Under this valuation method (Rule 28(b) of the CGST Rules, 2017) the Audit Team have purported to value the alleged services provided by the directors of the Company. To fall under this Rule, one need to satisfy the following conditions as per the Rule:

1. The transaction must be in similar circumstances;

2. There must be similarity as to quality;

3. There must be similarity as to Reputation of goods or services;

4. There must be similarity as to other functional components.

However, the observation does not showcase any such similarity in the present case of the and the one which are provided by the Banks. There are following differences:

Banks are a very reputed entities having a large experience in the field of extending the Guarantee. Their reputation is absolutely different then the directors of the Company.

Banks give large quantity guarantees and charge premium as per their wish looking at the circumstances of the borrower.

None of the circumstances of the Banks and that of the director of the Company are similar as Banks exploit guarantees as their professional ventures while the directors are gist doing it in their absolute mandate.

Therefore, in any case it cannot be stated that the directors and the Banks are equally placed. Also, the Audit Teams generally mot providing single document/evidence to support their view therefore the valuation is absolutely.

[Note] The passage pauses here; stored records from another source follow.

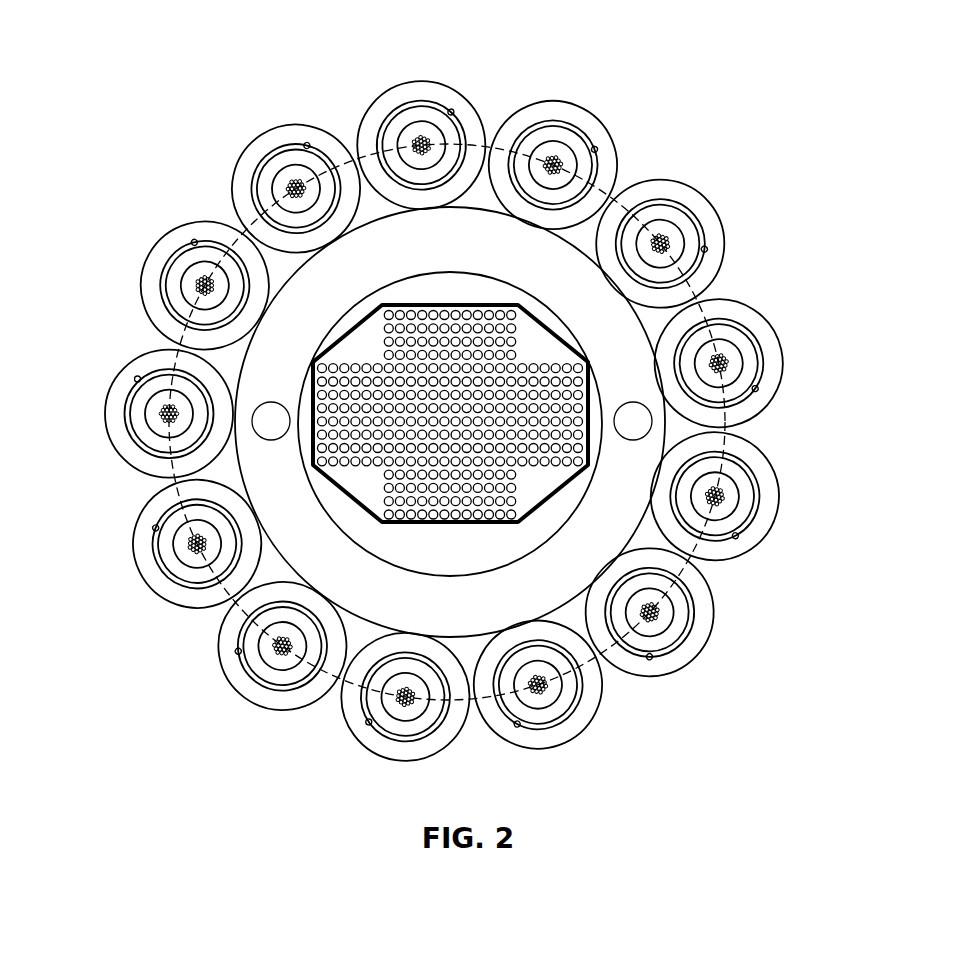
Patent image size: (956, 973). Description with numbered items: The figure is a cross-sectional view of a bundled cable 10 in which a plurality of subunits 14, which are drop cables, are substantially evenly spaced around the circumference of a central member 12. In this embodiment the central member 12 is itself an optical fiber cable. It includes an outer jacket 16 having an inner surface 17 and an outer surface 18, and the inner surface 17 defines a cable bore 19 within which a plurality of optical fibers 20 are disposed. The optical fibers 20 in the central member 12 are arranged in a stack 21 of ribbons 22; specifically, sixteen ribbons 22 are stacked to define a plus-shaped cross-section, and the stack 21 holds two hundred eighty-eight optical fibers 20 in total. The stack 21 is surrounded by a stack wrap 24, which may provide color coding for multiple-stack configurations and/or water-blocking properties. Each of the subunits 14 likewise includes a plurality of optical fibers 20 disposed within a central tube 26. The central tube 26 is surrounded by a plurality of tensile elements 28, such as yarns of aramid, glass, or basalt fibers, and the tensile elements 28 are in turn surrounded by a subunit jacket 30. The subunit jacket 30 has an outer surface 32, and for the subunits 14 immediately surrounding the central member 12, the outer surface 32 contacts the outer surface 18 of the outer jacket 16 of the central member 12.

The bundled cable 10 is at (167, 153).
The central member 12 is at (578, 248).
The subunits 14 is at (728, 235).
The outer jacket 16 is at (475, 223).
The inner surface 17 is at (343, 327).
The outer surface 18 is at (365, 617).
The cable bore 19 is at (537, 527).
The optical fibers 20 is at (148, 407).
The stack 21 is at (398, 308).
The ribbons 22 is at (520, 478).
The stack wrap 24 is at (350, 490).
The central tube 26 is at (150, 427).
The tensile elements 28 is at (135, 382).
The subunit jacket 30 is at (142, 462).
The outer surface 32 is at (145, 345).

In the case of Micro Ink Limited vs. Additional Commissioner of Income Tax, Vapi Range (27.11.2015 – ITAT Ahmedabad) it was held by ITAT that –

“In view of the above discussions, OECD Guidelines, as a matter of fact, strengthen the claim of the assessee that the corporate guarantees issued by the assessee were in the nature of quasi capital or shareholder activity and, for this reason alone, the issuance of these guarantees should be excluded from the scope of services and thus from the scope of ‘international transactions’ under section 92B.”